While Henry County Judge Brian Amero ordered the ballots unsealed, “petitioners will only be permitted to inspect and scan said ballots in accordance with protocols and practices to be set out by a new court order. “, According to court documents. The judge has ordered lawyers for the parties to meet where the ballots are kept this week.
Fulton County President Robb Pitts, a Democrat, criticized the pressure for another review of the 2020 election.
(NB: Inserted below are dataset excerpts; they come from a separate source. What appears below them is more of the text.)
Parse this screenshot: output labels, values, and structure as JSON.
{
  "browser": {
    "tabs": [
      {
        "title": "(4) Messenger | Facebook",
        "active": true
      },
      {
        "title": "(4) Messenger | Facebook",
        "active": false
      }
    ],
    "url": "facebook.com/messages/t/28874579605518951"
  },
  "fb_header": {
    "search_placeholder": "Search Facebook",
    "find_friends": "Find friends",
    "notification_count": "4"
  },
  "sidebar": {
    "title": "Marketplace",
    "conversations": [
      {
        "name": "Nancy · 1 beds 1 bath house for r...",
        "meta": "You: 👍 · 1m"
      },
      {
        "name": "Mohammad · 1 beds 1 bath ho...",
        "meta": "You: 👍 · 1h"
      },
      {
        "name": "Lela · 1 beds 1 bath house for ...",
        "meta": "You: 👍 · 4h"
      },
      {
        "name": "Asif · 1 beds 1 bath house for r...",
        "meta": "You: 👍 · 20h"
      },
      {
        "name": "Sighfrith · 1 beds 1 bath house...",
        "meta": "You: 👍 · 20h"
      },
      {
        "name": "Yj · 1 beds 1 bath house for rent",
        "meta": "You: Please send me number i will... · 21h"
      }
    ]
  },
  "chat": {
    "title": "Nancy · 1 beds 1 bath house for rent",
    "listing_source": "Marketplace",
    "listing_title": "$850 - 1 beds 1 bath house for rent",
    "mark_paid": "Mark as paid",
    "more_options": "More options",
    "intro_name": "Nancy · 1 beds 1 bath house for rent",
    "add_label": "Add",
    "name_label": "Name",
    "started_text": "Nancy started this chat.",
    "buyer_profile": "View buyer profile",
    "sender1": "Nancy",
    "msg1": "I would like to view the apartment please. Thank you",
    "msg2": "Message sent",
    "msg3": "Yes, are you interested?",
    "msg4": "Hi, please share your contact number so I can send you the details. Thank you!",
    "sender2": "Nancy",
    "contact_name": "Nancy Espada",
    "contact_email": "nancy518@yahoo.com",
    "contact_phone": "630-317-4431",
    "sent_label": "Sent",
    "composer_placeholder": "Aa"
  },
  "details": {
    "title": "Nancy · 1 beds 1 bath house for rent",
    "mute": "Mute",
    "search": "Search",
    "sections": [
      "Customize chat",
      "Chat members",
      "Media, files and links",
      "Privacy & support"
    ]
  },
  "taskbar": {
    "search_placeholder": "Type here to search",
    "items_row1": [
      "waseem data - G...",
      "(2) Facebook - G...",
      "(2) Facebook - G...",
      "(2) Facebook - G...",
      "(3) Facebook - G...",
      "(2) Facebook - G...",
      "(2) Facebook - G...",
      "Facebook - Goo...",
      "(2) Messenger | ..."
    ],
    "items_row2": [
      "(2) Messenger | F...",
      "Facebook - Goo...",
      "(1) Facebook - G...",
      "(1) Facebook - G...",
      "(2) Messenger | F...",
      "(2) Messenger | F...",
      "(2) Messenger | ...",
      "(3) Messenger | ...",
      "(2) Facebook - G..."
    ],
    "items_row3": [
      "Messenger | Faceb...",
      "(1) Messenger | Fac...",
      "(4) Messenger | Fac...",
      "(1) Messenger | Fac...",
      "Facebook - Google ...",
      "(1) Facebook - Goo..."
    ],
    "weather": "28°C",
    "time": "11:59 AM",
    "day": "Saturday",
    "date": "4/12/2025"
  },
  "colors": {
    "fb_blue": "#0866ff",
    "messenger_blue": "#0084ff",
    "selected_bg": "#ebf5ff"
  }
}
“It is scandalous that Fulton County continues to be the target of those who cannot accept the results of last year’s election,” Pitts said. “The votes were counted three times, including a manual recount, and no evidence of fraud was found. The fact remains that Fulton County safely held an election amid a public health pandemic. It is a shame to see that the “big lie” continues and could cost the diligent taxpayers of this county.
He dismissed concerns over counterfeit ballots as a pipe dream of the Conservatives.
“This counterfeit ballot conspiracy theory has been spread by ‘big lie’ proponents across the country and shot down every time,” Pitts said. “Whether it’s looking for bamboo in Arizona ballots or looking for counterfeits at Fulton’s, it’s nonsense. “
Georgia Election Officer Gabriel Sterling told CNN on Sunday that the Fulton County audit was being encouraged by Trump supporters and that past audits and reporting had found no evidence of fraud.
Officials “have spent literally thousands of hours reviewing ballots in Fulton County and other counties trying to track down these kinds of claims and so far nothing deserves it,” he said. he declared.
Still, he insisted that Georgia’s review of the Fulton County ballots will be much more regulated than the current Arizona audit, which he says is not “a real audit ”and is carried out by inexperienced people who hope to find a fraud.
“They’re going to want to find him. If they can’t find it, they’ll make it intellectually. And they’re going to go to other news outlets who are then going to pump these things into things that aren’t real, which is what we’re seeing in Arizona, ”Sterling said.
CNN’s Sara Murray, Jason Morris, Dianne Gallagher and Fredreka Schouten contributed to this report.